用vllm时应该是什么参数
需要加那个什么apply_chat_template不,我用的https://hf-mirror.com/lmstudio-community/QwQ-32B-GGUF 这里的gguf,好像没法抽出来tokenizer
prompt_final = [{"role": "user", "content": "xxx"}]
tensor_parallel_size=1
pipeline_parallel_size=1
ckpt_path="./QwQ-32B-Q4_K_M.gguf"
sampling_params = SamplingParams(temperature=0.6, max_tokens=1000)

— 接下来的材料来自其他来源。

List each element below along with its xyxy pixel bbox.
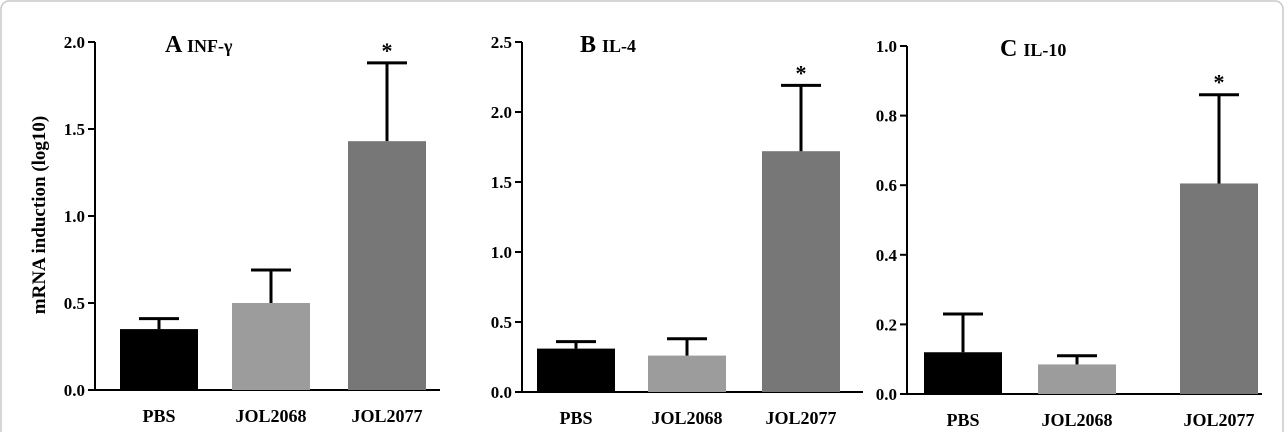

batch_prompts = [prompt_final]
llm = LLM(model=ckpt_path, tensor_parallel_size=tensor_parallel_size, distributed_executor_backend="mp", pipeline_parallel_size=pipeline_parallel_size)#,
preds = llm.chat(batch_prompts, sampling_params)
for output in preds:
prompt = output.prompt
generated_text = output.outputs[0].text
print(f"Prompt: {prompt!r}, Generated text: {generated_text!r}\n")
请问解决用VLLM部署了吗
上面那个代码用vllm部署没有问题,现在主要问题是感觉qwq的cot特别长,相比r1来说
有的问题r1-distill-qwen-32b可能五百个token就回答完了(cot+response),而qwq可能cot要想1000多个token还没想完,很影响性能
vllm serve ~/.cache/models--Qwen--QwQ-32B/snapshots/f28e641280ed3228b25df45b02ce6526b472cbea/ --tokenizer ~/Downloads/QwQ-32B/ --host 0.0.0.0 --port 21434 --tensor-parallel-size 4 --max-model-len 34576 --served-model-name qwq-32b
魔塔社区的官方公众号,已经发了使用 vLLM 和sgLang 的方式 ,大家可以去看下
vllm serve /ModelPath/QwQ-32B --port 8000 --reasoning-parser deepseek_r1 --max_model_len 4096 --enable-auto-tool-choice --tool-call-parser hermes
python -m sglang.launch_server --model-path /ModelPath/QwQ-32B --port 3001 --host 0.0.0.0 --tool-call-parser qwen25
魔塔社区的官方公众号,已经发了使用 vLLM 和sgLang 的方式 ,大家可以去看下
vllm serve /ModelPath/QwQ-32B --port 8000 --reasoning-parser deepseek_r1 --max_model_len 4096 --enable-auto-tool-choice --tool-call-parser hermespython -m sglang.launch_server --model-path /ModelPath/QwQ-32B --port 3001 --host 0.0.0.0 --tool-call-parser qwen25
The vllm documentation mentions that there are currently incompatibilities with structured output and Tool-Calling if inferential parsing is used, and this is actually the case as described in the documentation.